Hancock Athletics… What’s the Issue?

Adin Mehic and Isaiah Washington

Losing. Nobody likes it. Whether it’s sports, video games, or even board games, competitive people still get upset, and they constantly strive to win. The athletic programs at Hancock High School have dealt with our fair share of losses over the 2022-23 seasons, but what is the issue? Is it the athletes, the coaching, the way the programs are set up, or maybe a mix of all of this?

Over the 22-23 season, HHS boys soccer went 0-21, boy’s basketball had a record of 2-23, and girl’s varsity volleyball had a record of 6-22. The girl’s softball and girls’ basketball teams also followed a similar pattern of statistics.

“I believe that next season we will be pretty good,” Rodney Martin MVP of the boy’s varsity basketball team said. Martin believes that it was just a bad season and that next year there will be improvement.

It has been years since HHS has seen a streak of losses this bad spanning almost every sport. These losses have frustrated the players, coaching staff, and HHS has been taken lightly by other schools when it comes to sports.

“I think our biggest struggle is the number of student athletes we have who are choosing not to participate in athletics,” Steve Kelly, athletic director of HHS said.

Kelly credits the struggle in athletics to a lack of players. Many of the sports teams at HHS only have varsity teams since the rosters do not have enough players to make junior varsity teams. Kelly said that if there is a 10% increase in participation in athletics yearly, then there will be full JV and Varsity teams within 5 years.

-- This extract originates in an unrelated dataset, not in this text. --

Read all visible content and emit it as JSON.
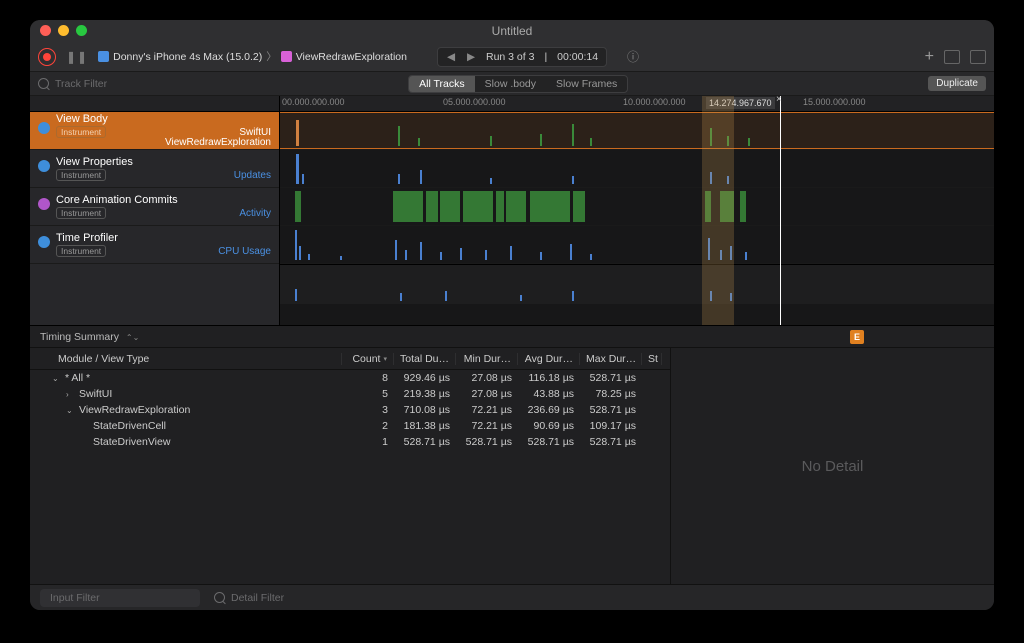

“If we are letting wins and losses be the single determining factor of the success of our programs, we are missing the point of athletics in the first place,” Kelly said.

It seems as if every team struggled with a variety of things, but in general, a lack of participation and experience was the issue.

However, the only team so far that has seen significant success is the HHS wrestling team. Having wrestlers Chloe Bradshaw, and Anthony Borghesi sent to state championships. The captain of the wrestling team Haider Waheed told us what made the team’s success so distinct.

“When you bring hard work to the practices it pays off,” Waheed said. “That is one thing that everyone on the wrestling team fully understands.”